I have strong dark eyebrows courtesy of my Greek genes with quite a defined angular arch and I really like them. I pluck them, but only to keep the edge neat and defined and to exaggerate the arch a bit (and also to prevent the beginnings of a uni-brow, darned Mediterraneans hairiness!).
As to looking younger than you are, I am hoping that my Mother’s good genes are passed down to me, as she is in her mid 50s and has the skin of someone in their early 40’s.
She did however pass on certain tips for keeping good skin when you’re older:
1) Give your face breaks from make up as often as possible
2) Invest in the best foundation you can afford, avoid cheap stuff like the plague
3) Be religious about removing it before bed
4) Always moisturise, even if it feels like you skin doesn’t need it, and do it morning and night
5) Always moisturise your neck
6) Use suncream or something with spf in it
7) Don’t use normal sun cream on your face, buy something specially for the face
8) Drink lots of water
She also warned me at a very early age to be careful about your shoes, particularly when your feet are still growing.
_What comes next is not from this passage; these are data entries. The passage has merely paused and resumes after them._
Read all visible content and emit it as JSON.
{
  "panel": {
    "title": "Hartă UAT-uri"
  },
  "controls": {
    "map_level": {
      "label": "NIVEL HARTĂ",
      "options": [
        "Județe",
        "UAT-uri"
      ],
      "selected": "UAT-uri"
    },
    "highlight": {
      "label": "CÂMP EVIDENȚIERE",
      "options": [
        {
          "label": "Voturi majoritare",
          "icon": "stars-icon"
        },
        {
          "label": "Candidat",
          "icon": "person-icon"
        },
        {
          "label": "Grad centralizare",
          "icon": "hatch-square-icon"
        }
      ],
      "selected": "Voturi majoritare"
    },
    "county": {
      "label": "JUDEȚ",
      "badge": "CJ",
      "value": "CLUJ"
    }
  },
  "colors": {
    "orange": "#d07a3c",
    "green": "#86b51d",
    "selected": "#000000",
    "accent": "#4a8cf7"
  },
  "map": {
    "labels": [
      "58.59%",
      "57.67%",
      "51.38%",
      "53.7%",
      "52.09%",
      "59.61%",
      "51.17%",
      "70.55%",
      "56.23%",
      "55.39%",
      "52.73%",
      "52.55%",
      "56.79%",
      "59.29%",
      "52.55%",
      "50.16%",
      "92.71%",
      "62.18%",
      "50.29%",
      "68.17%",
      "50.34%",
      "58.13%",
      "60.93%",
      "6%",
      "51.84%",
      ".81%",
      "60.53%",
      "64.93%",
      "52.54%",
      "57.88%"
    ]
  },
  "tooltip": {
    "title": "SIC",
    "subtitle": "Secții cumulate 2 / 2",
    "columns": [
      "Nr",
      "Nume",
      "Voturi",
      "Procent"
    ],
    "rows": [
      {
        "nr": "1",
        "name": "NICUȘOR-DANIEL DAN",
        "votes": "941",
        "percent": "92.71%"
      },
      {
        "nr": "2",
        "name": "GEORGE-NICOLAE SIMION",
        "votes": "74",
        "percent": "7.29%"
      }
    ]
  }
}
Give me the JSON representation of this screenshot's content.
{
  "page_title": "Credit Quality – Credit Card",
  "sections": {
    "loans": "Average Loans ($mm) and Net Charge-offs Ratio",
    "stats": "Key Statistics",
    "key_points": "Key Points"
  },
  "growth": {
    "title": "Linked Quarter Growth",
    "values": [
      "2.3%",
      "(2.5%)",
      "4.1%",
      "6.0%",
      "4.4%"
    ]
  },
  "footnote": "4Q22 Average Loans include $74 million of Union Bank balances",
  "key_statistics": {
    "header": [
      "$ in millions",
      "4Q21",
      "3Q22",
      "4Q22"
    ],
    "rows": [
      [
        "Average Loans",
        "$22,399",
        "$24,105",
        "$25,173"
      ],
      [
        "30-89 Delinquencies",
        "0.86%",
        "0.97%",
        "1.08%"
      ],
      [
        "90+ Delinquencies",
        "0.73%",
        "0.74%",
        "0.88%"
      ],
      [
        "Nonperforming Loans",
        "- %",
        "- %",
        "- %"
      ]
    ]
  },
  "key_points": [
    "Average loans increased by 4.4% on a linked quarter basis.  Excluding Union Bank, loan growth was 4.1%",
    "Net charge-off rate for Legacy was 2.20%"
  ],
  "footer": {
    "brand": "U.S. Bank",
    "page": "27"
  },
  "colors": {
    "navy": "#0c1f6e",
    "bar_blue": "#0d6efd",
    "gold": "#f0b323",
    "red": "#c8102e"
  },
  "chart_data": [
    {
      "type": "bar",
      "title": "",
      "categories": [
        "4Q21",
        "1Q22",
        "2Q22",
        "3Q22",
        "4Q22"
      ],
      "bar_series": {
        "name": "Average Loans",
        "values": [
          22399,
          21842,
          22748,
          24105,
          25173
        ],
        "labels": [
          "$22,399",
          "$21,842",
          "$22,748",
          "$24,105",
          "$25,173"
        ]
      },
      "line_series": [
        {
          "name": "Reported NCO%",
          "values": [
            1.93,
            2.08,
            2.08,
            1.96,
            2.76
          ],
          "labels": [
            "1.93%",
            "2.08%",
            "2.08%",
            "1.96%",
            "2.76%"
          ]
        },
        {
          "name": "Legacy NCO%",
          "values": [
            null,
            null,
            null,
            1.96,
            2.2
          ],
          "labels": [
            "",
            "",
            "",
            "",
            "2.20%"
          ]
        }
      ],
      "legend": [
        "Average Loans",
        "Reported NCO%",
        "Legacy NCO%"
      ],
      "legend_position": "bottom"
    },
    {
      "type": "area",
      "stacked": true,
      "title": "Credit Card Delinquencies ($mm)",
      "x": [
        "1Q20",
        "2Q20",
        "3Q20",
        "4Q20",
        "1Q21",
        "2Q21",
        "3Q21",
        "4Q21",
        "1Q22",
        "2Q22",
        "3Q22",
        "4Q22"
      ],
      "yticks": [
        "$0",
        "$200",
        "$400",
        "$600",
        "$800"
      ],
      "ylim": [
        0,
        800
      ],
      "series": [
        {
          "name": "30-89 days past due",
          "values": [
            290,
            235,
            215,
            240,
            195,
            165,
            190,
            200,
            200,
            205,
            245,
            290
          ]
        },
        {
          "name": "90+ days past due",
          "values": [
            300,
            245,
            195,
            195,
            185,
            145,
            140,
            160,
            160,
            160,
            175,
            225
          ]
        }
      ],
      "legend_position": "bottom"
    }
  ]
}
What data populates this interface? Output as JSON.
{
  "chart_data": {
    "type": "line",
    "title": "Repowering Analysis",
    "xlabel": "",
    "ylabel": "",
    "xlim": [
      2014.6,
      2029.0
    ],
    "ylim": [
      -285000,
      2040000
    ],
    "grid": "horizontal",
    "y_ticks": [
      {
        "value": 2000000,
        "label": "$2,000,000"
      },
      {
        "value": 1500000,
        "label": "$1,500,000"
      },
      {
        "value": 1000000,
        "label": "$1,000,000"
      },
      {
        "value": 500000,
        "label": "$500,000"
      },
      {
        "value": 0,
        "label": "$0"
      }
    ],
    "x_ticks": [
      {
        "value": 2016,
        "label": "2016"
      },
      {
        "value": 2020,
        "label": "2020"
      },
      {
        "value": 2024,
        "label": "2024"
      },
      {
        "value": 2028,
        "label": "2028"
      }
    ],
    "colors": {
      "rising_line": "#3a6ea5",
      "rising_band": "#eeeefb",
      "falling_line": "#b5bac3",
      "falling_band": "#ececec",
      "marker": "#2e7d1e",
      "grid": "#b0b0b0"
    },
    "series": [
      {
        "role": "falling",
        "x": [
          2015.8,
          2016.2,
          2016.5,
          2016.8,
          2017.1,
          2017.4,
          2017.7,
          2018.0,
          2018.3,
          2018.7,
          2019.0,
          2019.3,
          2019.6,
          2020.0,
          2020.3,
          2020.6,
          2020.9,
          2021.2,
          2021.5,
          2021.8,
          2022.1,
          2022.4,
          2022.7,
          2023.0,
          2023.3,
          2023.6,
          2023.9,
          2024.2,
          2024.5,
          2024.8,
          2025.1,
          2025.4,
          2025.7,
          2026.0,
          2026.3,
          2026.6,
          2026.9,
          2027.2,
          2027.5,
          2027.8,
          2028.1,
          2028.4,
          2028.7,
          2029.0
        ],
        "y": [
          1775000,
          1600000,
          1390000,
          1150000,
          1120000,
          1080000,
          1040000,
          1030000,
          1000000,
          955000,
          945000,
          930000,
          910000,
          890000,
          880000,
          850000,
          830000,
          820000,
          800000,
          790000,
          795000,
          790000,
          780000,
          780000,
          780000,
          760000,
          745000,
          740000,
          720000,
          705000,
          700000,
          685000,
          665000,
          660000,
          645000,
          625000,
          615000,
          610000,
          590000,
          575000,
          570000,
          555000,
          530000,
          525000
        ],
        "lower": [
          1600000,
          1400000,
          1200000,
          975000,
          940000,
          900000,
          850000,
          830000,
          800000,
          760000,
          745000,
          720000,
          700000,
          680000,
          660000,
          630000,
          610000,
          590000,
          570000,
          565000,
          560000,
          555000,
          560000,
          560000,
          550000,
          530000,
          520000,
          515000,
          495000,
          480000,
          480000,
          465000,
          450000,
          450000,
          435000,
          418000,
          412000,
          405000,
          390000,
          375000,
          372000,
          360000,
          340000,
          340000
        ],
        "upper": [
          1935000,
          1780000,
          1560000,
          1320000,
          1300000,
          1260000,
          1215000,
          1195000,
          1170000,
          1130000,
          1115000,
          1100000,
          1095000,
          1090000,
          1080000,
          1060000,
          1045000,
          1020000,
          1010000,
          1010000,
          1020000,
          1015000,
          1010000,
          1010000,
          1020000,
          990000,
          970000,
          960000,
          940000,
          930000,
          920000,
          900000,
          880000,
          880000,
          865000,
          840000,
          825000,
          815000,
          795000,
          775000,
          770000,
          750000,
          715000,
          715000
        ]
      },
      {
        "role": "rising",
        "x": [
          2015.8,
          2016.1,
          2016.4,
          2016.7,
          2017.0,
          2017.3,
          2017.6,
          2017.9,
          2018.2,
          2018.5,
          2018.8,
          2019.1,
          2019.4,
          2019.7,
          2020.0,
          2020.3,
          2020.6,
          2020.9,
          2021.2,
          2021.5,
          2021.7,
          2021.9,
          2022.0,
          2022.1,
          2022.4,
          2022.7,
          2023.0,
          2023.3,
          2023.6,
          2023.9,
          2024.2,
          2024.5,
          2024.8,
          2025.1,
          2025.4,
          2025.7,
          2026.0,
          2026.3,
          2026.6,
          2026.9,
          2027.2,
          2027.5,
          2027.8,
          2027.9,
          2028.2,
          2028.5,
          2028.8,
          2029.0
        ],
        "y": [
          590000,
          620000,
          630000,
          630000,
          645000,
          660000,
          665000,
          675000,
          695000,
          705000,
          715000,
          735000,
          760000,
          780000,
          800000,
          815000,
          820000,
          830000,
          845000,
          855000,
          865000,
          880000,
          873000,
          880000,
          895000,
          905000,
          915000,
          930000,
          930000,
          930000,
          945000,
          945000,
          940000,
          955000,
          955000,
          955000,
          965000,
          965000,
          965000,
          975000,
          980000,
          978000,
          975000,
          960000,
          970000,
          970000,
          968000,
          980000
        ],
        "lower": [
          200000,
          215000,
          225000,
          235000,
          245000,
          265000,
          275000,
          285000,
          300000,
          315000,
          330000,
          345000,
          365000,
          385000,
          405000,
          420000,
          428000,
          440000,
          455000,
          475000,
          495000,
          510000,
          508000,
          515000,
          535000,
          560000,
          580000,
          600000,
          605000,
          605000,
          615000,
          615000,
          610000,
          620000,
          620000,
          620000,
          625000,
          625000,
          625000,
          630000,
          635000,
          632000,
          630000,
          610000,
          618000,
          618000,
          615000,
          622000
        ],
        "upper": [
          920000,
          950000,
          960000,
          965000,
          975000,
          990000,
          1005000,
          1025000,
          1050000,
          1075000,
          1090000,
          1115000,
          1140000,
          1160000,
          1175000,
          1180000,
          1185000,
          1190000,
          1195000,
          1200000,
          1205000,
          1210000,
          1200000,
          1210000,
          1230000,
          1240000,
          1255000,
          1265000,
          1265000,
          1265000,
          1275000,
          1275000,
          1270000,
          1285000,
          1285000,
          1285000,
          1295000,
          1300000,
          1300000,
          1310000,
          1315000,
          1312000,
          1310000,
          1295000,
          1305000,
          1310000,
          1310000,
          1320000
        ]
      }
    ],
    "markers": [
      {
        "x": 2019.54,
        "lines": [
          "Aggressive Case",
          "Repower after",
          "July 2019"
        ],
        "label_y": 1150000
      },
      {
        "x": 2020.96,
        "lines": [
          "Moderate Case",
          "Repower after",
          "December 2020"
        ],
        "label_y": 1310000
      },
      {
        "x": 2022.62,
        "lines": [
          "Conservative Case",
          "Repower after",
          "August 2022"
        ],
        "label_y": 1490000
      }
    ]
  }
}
Don’t wear heels every day or to work, and don’t wear shoes that don’t fit properly when you are young. She learnt the hard way and has terrible bunions now.
And in other news, dragon!: http://theplaceinsidetheblizzard.tumblr.com/post/47953677252/thats-khaleesi-to-you
Okay, I’m sorry for randomly dumping this here, but I really can’t think of a place to talk about it.
There’s this one woman I talk with who was going on the importance of being ladylike, and how you should wear a slip and sit with your knees together when you have a skirt, and pick things up in a skirt in the right way so people can’t see your underwear to protect your modesty, and it just rubbed me the wrong way but I can’t figure out why.
@Historophilia
I have greek blood too! I remember hating how “hairy” (In quotes because i now realize it’s not actually that hairy) my face was when I was younger. But now, I have affection even for my ladymustache.
Manosphere – I present the woman who knows how to fulfill all your deepest fantasies about this…
http://youtu.be/_kIUPU1I_3o
Are you man enough…?
@Fade
Probably slut shaming. Though I was just trying to point out I didn’t care if I was “lady like” but I don’t think she got it.